NOTA DA FRUNE SOBRE O PAGAMENTO DA PLR 2019

Postura da empresa foi totalmente inflexível

Na última semana, os trabalhadores de várias empresas do grupo Eletrobras, incluindo os da CHESF, receberam uma comunicação onde era informado o desconto realizado pela empresa sobre o valor da PLR 2019. Diante do comunicado, muitos trabalhadores ficaram surpresos. Sobre essa situação, os sindicatos que compõem a FRUNE esclarece todo processo. Vamos fazer uma retrospectiva de tudo que aconteceu até esse momento para que a categoria tenha conhecimento completo dos fatos. Mesmo com todos os esforços dos sindicatos, a negociação da PLR 2019 foi marcada pela confusão e retardo por parte da empresa, que fez um hiato nas negociações de mais de 5 meses. Retomando as discussões apenas no dia 16/09/2019. Desta data em diante, o discurso da empresa foi um só: OU ASSINA ATÉ DEZEMBRO OU NÃO VAI TER PLR.

Sem levar em conta em nenhum momento os argumentos colocados em mesa pelos representantes da categoria, a postura da empresa foi totalmente inflexível.
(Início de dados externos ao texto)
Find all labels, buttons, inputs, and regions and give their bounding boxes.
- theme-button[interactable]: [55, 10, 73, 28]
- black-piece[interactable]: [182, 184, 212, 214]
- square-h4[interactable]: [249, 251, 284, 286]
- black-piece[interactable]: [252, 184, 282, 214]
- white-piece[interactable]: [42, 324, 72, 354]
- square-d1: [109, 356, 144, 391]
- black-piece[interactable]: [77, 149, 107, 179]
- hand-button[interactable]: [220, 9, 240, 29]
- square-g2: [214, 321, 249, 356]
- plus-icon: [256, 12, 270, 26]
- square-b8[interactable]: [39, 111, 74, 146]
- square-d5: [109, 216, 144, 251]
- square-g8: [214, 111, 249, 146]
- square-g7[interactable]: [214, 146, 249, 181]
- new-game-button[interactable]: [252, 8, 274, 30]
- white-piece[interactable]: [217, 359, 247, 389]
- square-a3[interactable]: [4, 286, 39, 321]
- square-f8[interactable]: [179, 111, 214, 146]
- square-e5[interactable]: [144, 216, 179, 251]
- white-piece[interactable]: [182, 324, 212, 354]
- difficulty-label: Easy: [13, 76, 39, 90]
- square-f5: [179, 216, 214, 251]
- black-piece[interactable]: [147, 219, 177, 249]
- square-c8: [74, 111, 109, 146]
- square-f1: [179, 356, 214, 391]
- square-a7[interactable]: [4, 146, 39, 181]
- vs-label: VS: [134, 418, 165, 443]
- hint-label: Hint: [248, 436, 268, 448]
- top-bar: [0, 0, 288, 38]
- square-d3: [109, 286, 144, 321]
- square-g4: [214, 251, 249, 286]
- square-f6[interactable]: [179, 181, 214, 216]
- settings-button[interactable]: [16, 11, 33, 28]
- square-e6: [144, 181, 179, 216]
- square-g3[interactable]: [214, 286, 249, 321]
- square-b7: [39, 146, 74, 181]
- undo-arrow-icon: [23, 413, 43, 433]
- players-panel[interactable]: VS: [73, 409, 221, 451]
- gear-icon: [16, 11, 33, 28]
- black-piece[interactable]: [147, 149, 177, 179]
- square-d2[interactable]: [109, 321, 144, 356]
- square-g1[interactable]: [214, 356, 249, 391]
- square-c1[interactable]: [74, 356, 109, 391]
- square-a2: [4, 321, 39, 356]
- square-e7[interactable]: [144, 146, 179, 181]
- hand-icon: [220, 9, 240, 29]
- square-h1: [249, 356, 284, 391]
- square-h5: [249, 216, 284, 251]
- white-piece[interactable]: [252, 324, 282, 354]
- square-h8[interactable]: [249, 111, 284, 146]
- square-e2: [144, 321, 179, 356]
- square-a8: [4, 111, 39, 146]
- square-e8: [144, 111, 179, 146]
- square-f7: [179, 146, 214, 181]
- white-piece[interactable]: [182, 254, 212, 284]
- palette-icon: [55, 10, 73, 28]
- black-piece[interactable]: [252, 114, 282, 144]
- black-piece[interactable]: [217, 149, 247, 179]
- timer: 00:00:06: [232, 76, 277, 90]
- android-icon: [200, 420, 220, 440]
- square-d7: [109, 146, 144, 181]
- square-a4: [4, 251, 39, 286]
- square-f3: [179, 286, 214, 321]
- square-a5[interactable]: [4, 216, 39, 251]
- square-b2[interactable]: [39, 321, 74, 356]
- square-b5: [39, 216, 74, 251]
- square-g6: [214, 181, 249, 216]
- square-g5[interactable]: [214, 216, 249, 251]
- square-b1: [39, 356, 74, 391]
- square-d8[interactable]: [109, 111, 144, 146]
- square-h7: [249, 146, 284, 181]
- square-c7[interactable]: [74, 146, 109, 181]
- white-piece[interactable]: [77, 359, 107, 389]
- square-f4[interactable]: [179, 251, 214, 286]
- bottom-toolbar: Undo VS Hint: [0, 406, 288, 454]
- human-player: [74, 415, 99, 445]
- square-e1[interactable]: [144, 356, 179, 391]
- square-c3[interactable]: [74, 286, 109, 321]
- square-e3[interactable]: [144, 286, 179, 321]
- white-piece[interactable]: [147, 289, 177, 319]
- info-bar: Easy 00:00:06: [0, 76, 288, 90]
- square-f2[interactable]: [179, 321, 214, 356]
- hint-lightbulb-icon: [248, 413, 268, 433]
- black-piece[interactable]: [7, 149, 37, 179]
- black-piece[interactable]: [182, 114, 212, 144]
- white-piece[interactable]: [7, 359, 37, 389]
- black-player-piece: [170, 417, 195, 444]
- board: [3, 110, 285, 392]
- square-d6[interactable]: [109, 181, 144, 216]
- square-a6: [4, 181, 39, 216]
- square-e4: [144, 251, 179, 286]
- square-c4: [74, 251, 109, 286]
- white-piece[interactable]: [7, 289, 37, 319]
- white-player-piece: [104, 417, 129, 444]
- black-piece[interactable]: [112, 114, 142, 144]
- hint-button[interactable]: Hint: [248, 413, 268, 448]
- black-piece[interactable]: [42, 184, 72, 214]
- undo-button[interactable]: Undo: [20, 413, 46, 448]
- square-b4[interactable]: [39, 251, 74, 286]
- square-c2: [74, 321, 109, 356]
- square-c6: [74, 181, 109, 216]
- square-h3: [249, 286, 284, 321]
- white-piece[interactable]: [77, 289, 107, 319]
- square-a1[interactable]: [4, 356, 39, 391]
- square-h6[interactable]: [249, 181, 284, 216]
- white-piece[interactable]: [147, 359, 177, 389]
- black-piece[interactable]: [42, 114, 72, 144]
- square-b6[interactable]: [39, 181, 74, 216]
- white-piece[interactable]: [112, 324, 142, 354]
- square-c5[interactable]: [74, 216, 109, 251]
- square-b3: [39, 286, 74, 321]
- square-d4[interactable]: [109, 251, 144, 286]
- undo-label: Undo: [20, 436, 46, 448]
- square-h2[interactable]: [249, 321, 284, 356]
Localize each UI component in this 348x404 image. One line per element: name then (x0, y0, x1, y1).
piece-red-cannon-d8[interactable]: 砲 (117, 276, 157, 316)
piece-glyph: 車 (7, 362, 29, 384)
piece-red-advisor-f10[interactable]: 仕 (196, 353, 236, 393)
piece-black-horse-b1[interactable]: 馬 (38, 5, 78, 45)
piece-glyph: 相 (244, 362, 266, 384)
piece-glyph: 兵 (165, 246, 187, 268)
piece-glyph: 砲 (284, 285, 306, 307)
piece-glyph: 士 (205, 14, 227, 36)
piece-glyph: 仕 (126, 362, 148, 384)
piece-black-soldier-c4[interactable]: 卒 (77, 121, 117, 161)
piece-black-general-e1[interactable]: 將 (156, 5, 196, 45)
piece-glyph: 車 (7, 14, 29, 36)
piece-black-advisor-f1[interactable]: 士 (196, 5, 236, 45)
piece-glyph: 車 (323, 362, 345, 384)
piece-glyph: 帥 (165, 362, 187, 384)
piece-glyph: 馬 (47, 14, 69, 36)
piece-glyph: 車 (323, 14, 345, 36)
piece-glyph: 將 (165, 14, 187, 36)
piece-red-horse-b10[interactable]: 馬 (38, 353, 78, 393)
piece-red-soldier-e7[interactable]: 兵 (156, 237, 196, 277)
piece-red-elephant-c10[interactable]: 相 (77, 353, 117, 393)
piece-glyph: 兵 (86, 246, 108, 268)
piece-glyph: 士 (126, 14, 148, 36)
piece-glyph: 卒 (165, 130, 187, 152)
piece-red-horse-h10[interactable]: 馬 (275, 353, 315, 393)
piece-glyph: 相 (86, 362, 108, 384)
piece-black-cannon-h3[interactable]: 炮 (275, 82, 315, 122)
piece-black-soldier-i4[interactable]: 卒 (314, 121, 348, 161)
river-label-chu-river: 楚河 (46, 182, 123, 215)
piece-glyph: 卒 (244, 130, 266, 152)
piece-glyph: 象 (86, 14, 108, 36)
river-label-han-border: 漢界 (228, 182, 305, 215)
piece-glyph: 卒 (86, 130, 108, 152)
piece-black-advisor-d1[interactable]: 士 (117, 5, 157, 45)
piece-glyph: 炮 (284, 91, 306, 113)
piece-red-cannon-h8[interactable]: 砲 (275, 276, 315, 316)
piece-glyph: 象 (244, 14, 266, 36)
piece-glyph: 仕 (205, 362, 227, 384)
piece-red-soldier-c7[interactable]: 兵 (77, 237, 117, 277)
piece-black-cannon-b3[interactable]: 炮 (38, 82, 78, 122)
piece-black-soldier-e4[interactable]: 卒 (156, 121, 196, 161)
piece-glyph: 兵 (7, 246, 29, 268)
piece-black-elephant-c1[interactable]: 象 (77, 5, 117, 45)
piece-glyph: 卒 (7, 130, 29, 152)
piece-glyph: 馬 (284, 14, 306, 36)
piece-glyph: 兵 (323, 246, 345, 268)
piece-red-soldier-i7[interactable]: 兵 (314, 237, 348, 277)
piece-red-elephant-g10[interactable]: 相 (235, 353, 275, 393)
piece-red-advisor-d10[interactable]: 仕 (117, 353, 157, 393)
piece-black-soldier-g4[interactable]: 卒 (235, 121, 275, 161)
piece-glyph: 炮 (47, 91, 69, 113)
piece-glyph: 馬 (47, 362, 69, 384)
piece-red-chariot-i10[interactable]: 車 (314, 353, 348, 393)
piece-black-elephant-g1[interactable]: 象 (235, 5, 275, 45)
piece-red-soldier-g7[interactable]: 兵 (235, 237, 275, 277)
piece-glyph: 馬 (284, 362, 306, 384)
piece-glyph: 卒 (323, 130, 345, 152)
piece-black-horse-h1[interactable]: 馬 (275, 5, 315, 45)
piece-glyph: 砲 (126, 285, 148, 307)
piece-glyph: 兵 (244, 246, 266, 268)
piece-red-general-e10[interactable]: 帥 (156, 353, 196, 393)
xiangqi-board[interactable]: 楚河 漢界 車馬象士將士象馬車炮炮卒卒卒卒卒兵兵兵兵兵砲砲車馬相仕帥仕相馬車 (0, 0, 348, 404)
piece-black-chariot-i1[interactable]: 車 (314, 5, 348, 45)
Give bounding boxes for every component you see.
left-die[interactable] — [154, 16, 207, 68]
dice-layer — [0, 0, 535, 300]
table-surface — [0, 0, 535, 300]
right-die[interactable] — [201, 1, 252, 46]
Foram feitas imposições de termos que não concordamos, como a vinculação total do lucro e a distribuição de dividendos como condição “sine qua non”, a exclusão dos trabalhadores do CEPEL; o desconto de 25% dos valores da PLR/2019 e de PLR futuras, relativo a pretenso pagamento indevido nas PLR 2014, 2015, 2016, 2017 e 2018; a imposição de indicadores de produção individual sem a devida discussão com os trabalhadores para a admissão de indicadores; a imposição de limitador de R$ 50.000,00 para as empresas CHESF, FURNAS, ELETRONORTE, ELETRONUCLEAR E ELETROSUL, e de R$ 40.000,00 para as empresas CGTEE e AMAZONAS GT.

Todos esses pontos foram arduamente rechaçados pela nossa comissão. Nossos posicionamentos foram registrados em todas as atas de reuniões. Quando já se findava o tempo, a Eletrobras praticamente encurralou a categoria. Tivemos que realizar as assembleias deliberativas com os trabalhadores para a aprovação do termo, com o entendimento que da mesma forma que as PLR de 2015, 2016, 2017 e 2018 tiveram uma parte controversa, que estamos buscando reaver nos Tribunais, a empresa nos obriga mais uma vez a ter de recorrer a esse expediente.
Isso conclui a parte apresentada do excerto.